When I work with Centos 7 on the Linux Academy server, I have no problem implementing the ModSecurity rules, and it works right out of the box. However I am also working  with opensuse Leap 15 on my own computer. and I have encountered a few difficulties when creating the file modsecurity_includes.conf. When running nginx -t , I had three errors coming from the following requests:

owasp-modsecurity-crs/rules/REQUEST-903.9003-NEXTCLOUD-EXCLUSION-RULES.conf

owasp-modsecurity-crs/rules/REQUEST-910-IP-REPUTATION.conf

owasp-modsecurity-crs/rules/REQUEST-914-FILE-DETECTION.conf

As soon as I commented them , nginx worked fine and I was able to simulate successfully a cross-site scripting attack on blog.example.com, as shown in the lecture.

When disabling temporarily Selinux, I have also the same errors.

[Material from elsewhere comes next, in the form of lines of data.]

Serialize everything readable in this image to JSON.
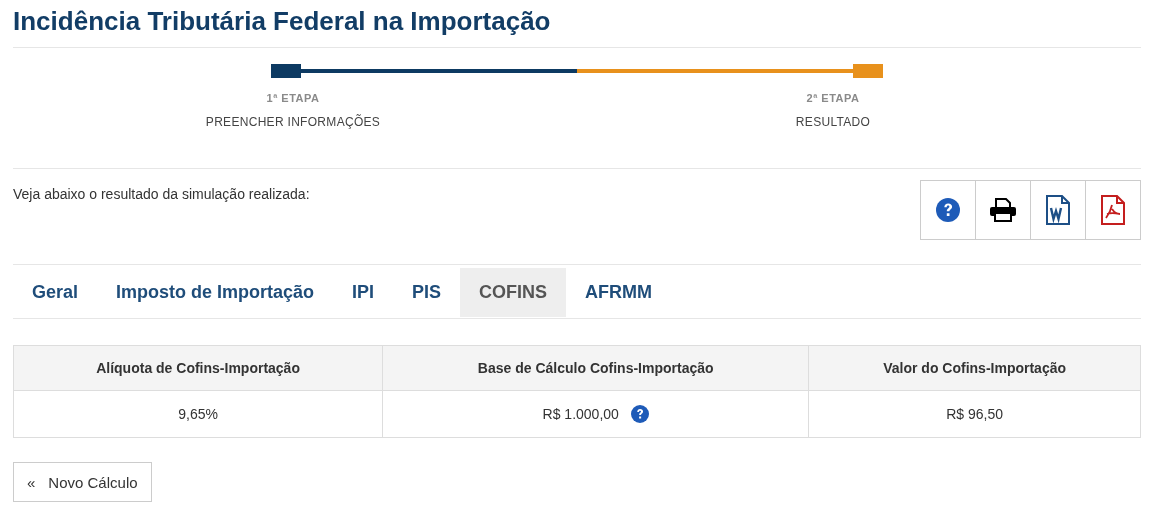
{
  "title": "Incidência Tributária Federal na Importação",
  "steps": [
    {
      "number": "1ª ETAPA",
      "label": "PREENCHER INFORMAÇÕES",
      "color": "#0d3a62"
    },
    {
      "number": "2ª ETAPA",
      "label": "RESULTADO",
      "color": "#e8911c"
    }
  ],
  "intro": "Veja abaixo o resultado da simulação realizada:",
  "actions": [
    {
      "kind": "help"
    },
    {
      "kind": "print"
    },
    {
      "kind": "word"
    },
    {
      "kind": "pdf"
    }
  ],
  "tabs": [
    {
      "label": "Geral",
      "selected": false
    },
    {
      "label": "Imposto de Importação",
      "selected": false
    },
    {
      "label": "IPI",
      "selected": false
    },
    {
      "label": "PIS",
      "selected": false
    },
    {
      "label": "COFINS",
      "selected": true
    },
    {
      "label": "AFRMM",
      "selected": false
    }
  ],
  "table": {
    "columns": [
      "Alíquota de Cofins-Importação",
      "Base de Cálculo Cofins-Importação",
      "Valor do Cofins-Importação"
    ],
    "rows": [
      [
        {
          "text": "9,65%",
          "help": false
        },
        {
          "text": "R$ 1.000,00",
          "help": true
        },
        {
          "text": "R$ 96,50",
          "help": false
        }
      ]
    ]
  },
  "new_button": {
    "icon": "«",
    "label": "Novo Cálculo"
  }
}
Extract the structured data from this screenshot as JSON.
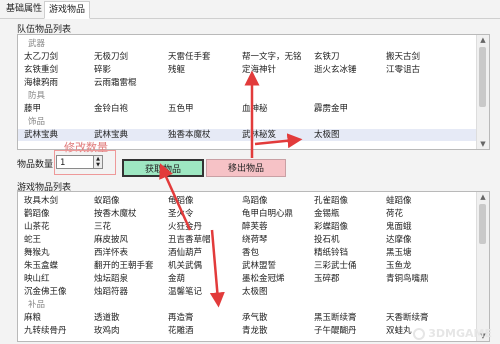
{
  "tabs": {
    "basic": "基础属性",
    "game_items": "游戏物品"
  },
  "team_list": {
    "title": "队伍物品列表",
    "rows": [
      {
        "type": "cat",
        "cells": [
          "武器"
        ]
      },
      {
        "cells": [
          "太乙刀剑",
          "无极刀剑",
          "天雷任手套",
          "帮一文字，无铭",
          "玄铁刀",
          "搬天古剑"
        ]
      },
      {
        "cells": [
          "玄铁重剑",
          "碎影",
          "残躯",
          "定海神针",
          "逝火玄冰锤",
          "江零诅古"
        ]
      },
      {
        "cells": [
          "海棣鸦雨",
          "云雨霜雷棍"
        ]
      },
      {
        "type": "cat",
        "cells": [
          "防具"
        ]
      },
      {
        "cells": [
          "藤甲",
          "金铃白袍",
          "五色甲",
          "血神秘",
          "霹雳金甲"
        ]
      },
      {
        "type": "cat",
        "cells": [
          "饰品"
        ]
      },
      {
        "cells": [
          "武林宝典",
          "武林宝典",
          "独香本魔杖",
          "武林秘笈",
          "太极图"
        ],
        "selected": true
      }
    ]
  },
  "quantity": {
    "label": "物品数量",
    "value": "1",
    "annotation": "修改数量"
  },
  "buttons": {
    "get": "获取物品",
    "remove": "移出物品"
  },
  "game_list": {
    "title": "游戏物品列表",
    "rows": [
      {
        "cells": [
          "玫具木剑",
          "蚁蹈像",
          "龟蹈像",
          "鸟蹈像",
          "孔雀蹈像",
          "蛙蹈像"
        ]
      },
      {
        "cells": [
          "鹳蹈像",
          "按香木魔杖",
          "圣火令",
          "龟甲白明心鼎",
          "金锡瓶",
          "荷花"
        ]
      },
      {
        "cells": [
          "山茶花",
          "三花",
          "火狂金丹",
          "醉芙蓉",
          "彩蝶蹈像",
          "鬼面蛾"
        ]
      },
      {
        "cells": [
          "蛇王",
          "麻皮披风",
          "丑吉香草帽",
          "绕荷琴",
          "投石机",
          "达摩像"
        ]
      },
      {
        "cells": [
          "舞猴丸",
          "西洋怀表",
          "酒仙葫芦",
          "香包",
          "精纸铃铛",
          "黑玉塘"
        ]
      },
      {
        "cells": [
          "朱玉盒蝶",
          "翻开的王朝手套",
          "机关武偶",
          "武林盟誓",
          "三彩武士俑",
          "玉鱼龙"
        ]
      },
      {
        "cells": [
          "映山红",
          "烛坛蹈泉",
          "金葫",
          "墨松金冠烯",
          "玉碎郡",
          "青铜鸟嘴鼎"
        ]
      },
      {
        "cells": [
          "沉金佛王像",
          "烛蹈符器",
          "温馨笔记",
          "太极图"
        ]
      },
      {
        "type": "cat",
        "cells": [
          "补品"
        ]
      },
      {
        "cells": [
          "麻粮",
          "透道散",
          "再造膏",
          "承气散",
          "黑玉断续膏",
          "天香断续膏"
        ]
      },
      {
        "cells": [
          "九转续骨丹",
          "玫鸡肉",
          "花雕酒",
          "青龙散",
          "子午醍醐丹",
          "双蛙丸"
        ]
      }
    ]
  },
  "watermark": {
    "text": "3DMGAME"
  },
  "colors": {
    "get_button": "#9ee7c2",
    "remove_button": "#f6c2c6",
    "annotation": "#e07a7a",
    "arrow": "#e23b3b"
  }
}
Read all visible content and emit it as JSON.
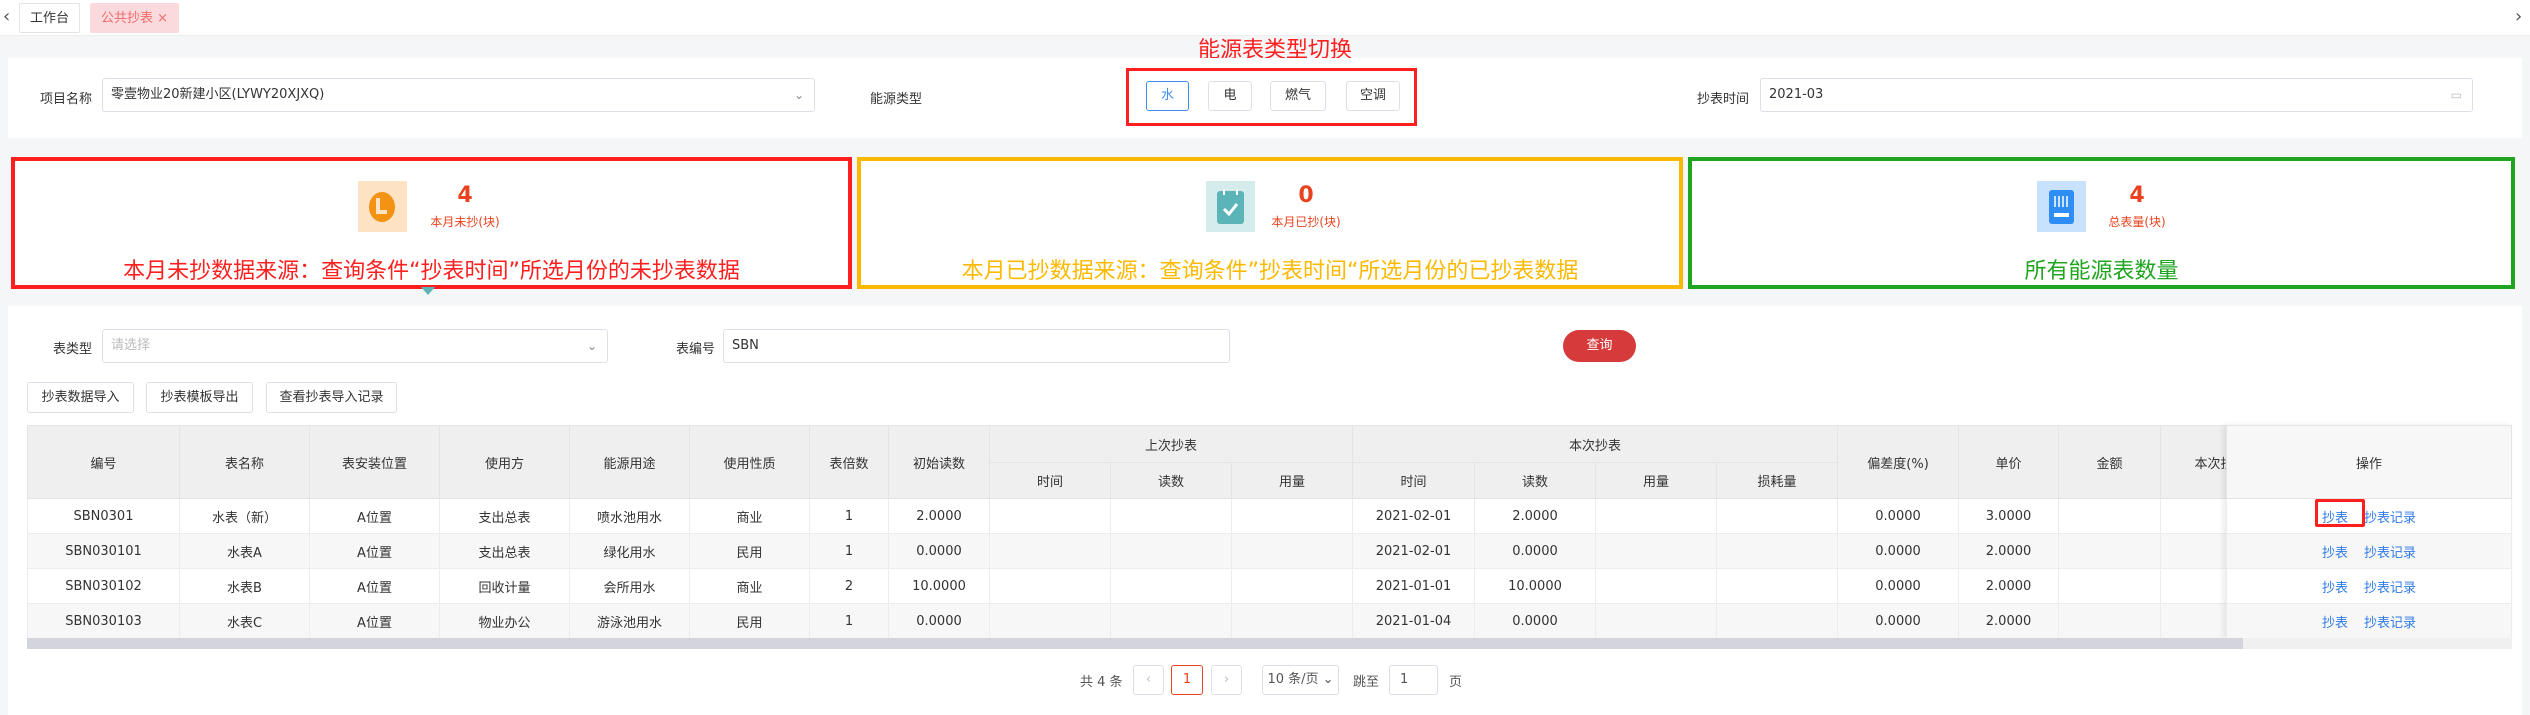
{
  "tabs": [
    {
      "label": "工作台"
    },
    {
      "label": "公共抄表",
      "close": "×"
    }
  ],
  "filters": {
    "project_label": "项目名称",
    "project_value": "零壹物业20新建小区(LYWY20XJXQ)",
    "energy_label": "能源类型",
    "energy_types": [
      "水",
      "电",
      "燃气",
      "空调"
    ],
    "energy_selected": "水",
    "annotation": "能源表类型切换",
    "time_label": "抄表时间",
    "time_value": "2021-03"
  },
  "cards": [
    {
      "value": "4",
      "label": "本月未抄(块)",
      "note": "本月未抄数据来源：查询条件“抄表时间”所选月份的未抄表数据",
      "color": "#ff1f1f",
      "icon": "clock-icon"
    },
    {
      "value": "0",
      "label": "本月已抄(块)",
      "note": "本月已抄数据来源：查询条件”抄表时间“所选月份的已抄表数据",
      "color": "#fdb900",
      "icon": "clipboard-check-icon"
    },
    {
      "value": "4",
      "label": "总表量(块)",
      "note": "所有能源表数量",
      "color": "#1fa51f",
      "icon": "meter-icon"
    }
  ],
  "search": {
    "type_label": "表类型",
    "type_placeholder": "请选择",
    "code_label": "表编号",
    "code_value": "SBN",
    "query": "查询"
  },
  "actions": [
    "抄表数据导入",
    "抄表模板导出",
    "查看抄表导入记录"
  ],
  "table": {
    "headers": [
      "编号",
      "表名称",
      "表安装位置",
      "使用方",
      "能源用途",
      "使用性质",
      "表倍数",
      "初始读数"
    ],
    "group_last": "上次抄表",
    "group_cur": "本次抄表",
    "last_cols": [
      "时间",
      "读数",
      "用量"
    ],
    "cur_cols": [
      "时间",
      "读数",
      "用量",
      "损耗量"
    ],
    "tail_headers": [
      "偏差度(%)",
      "单价",
      "金额",
      "本次抄表"
    ],
    "op_header": "操作",
    "op_links": [
      "抄表",
      "抄表记录"
    ],
    "rows": [
      [
        "SBN0301",
        "水表（新）",
        "A位置",
        "支出总表",
        "喷水池用水",
        "商业",
        "1",
        "2.0000",
        "",
        "",
        "",
        "2021-02-01",
        "2.0000",
        "",
        "",
        "0.0000",
        "3.0000",
        "",
        ""
      ],
      [
        "SBN030101",
        "水表A",
        "A位置",
        "支出总表",
        "绿化用水",
        "民用",
        "1",
        "0.0000",
        "",
        "",
        "",
        "2021-02-01",
        "0.0000",
        "",
        "",
        "0.0000",
        "2.0000",
        "",
        ""
      ],
      [
        "SBN030102",
        "水表B",
        "A位置",
        "回收计量",
        "会所用水",
        "商业",
        "2",
        "10.0000",
        "",
        "",
        "",
        "2021-01-01",
        "10.0000",
        "",
        "",
        "0.0000",
        "2.0000",
        "",
        ""
      ],
      [
        "SBN030103",
        "水表C",
        "A位置",
        "物业办公",
        "游泳池用水",
        "民用",
        "1",
        "0.0000",
        "",
        "",
        "",
        "2021-01-04",
        "0.0000",
        "",
        "",
        "0.0000",
        "2.0000",
        "",
        ""
      ]
    ]
  },
  "pagination": {
    "total": "共 4 条",
    "prev": "‹",
    "page": "1",
    "next": "›",
    "size": "10 条/页",
    "jump": "跳至",
    "jump_value": "1",
    "page_suffix": "页"
  }
}
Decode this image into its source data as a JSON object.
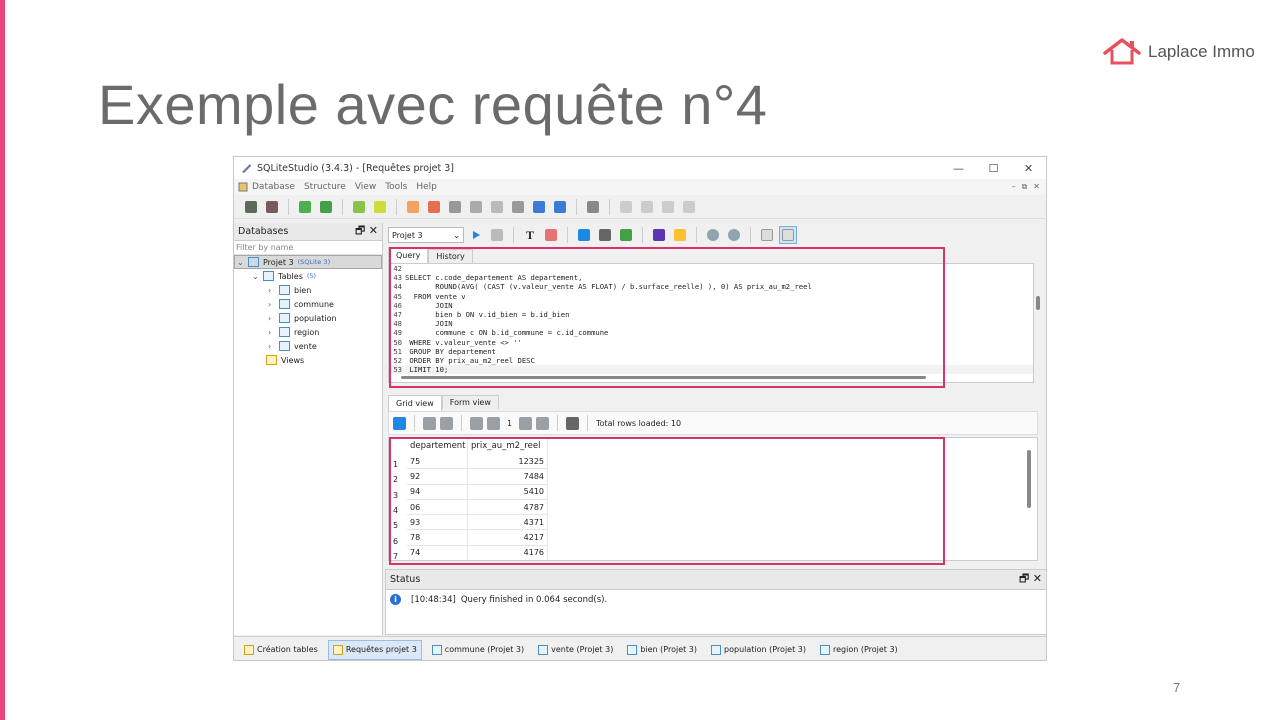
{
  "slide": {
    "title": "Exemple avec requête n°4",
    "logo_text": "Laplace Immo",
    "page_number": "7",
    "accent_color": "#e8457a"
  },
  "window": {
    "title": "SQLiteStudio (3.4.3) - [Requêtes projet 3]",
    "controls": [
      "—",
      "☐",
      "✕"
    ],
    "menu": [
      "Database",
      "Structure",
      "View",
      "Tools",
      "Help"
    ],
    "mdi_controls": [
      "–",
      "⧉",
      "✕"
    ]
  },
  "databases_panel": {
    "title": "Databases",
    "filter_placeholder": "Filter by name",
    "db_name": "Projet 3",
    "db_type": "(SQLite 3)",
    "tables_label": "Tables",
    "tables_count": "(5)",
    "tables": [
      "bien",
      "commune",
      "population",
      "region",
      "vente"
    ],
    "views_label": "Views"
  },
  "editor": {
    "db_selected": "Projet 3",
    "tabs": [
      "Query",
      "History"
    ],
    "lines": [
      {
        "n": "42",
        "code": ""
      },
      {
        "n": "43",
        "code": "SELECT c.code_departement AS departement,"
      },
      {
        "n": "44",
        "code": "       ROUND(AVG( (CAST (v.valeur_vente AS FLOAT) / b.surface_reelle) ), 0) AS prix_au_m2_reel"
      },
      {
        "n": "45",
        "code": "  FROM vente v"
      },
      {
        "n": "46",
        "code": "       JOIN"
      },
      {
        "n": "47",
        "code": "       bien b ON v.id_bien = b.id_bien"
      },
      {
        "n": "48",
        "code": "       JOIN"
      },
      {
        "n": "49",
        "code": "       commune c ON b.id_commune = c.id_commune"
      },
      {
        "n": "50",
        "code": " WHERE v.valeur_vente <> ''"
      },
      {
        "n": "51",
        "code": " GROUP BY departement"
      },
      {
        "n": "52",
        "code": " ORDER BY prix_au_m2_reel DESC"
      },
      {
        "n": "53",
        "code": " LIMIT 10;"
      }
    ]
  },
  "results": {
    "tabs": [
      "Grid view",
      "Form view"
    ],
    "page": "1",
    "total_rows": "Total rows loaded: 10",
    "columns": [
      "departement",
      "prix_au_m2_reel"
    ],
    "rows": [
      {
        "n": "1",
        "dep": "75",
        "prix": "12325"
      },
      {
        "n": "2",
        "dep": "92",
        "prix": "7484"
      },
      {
        "n": "3",
        "dep": "94",
        "prix": "5410"
      },
      {
        "n": "4",
        "dep": "06",
        "prix": "4787"
      },
      {
        "n": "5",
        "dep": "93",
        "prix": "4371"
      },
      {
        "n": "6",
        "dep": "78",
        "prix": "4217"
      },
      {
        "n": "7",
        "dep": "74",
        "prix": "4176"
      }
    ]
  },
  "status": {
    "title": "Status",
    "message_time": "[10:48:34]",
    "message": "Query finished in 0.064 second(s)."
  },
  "taskbar": [
    "Création tables",
    "Requêtes projet 3",
    "commune (Projet 3)",
    "vente (Projet 3)",
    "bien (Projet 3)",
    "population (Projet 3)",
    "region (Projet 3)"
  ]
}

My working hypothesis is that there is some code in these files incompatible with the configuration of Leap 15. Indeed, when looking which distros are compatible with modsecurity, opensuse Leap 15 is not one of them.



Image of keiththomps
keiththomps
11 months ago
Good to know. I'm not a openSUSE user so I was completely unaware of this. I just did some digging around and found this. Do those files happen to use the `configure` macro mentioned in that comment on the openSUSE package?
Image of coderpal
coderpal
11 months ago
I don't think so. I followed your procedure, except for the initialization of ModSecurity that is relatively different than in Centos 7.  I am right now installing the ModSecurity in Fedora 29, and even though it is similar to Centos, there is differences. For example, when you install the group 'development tools', you need also to install dnf groupinstall "C Development Tools and Libraries".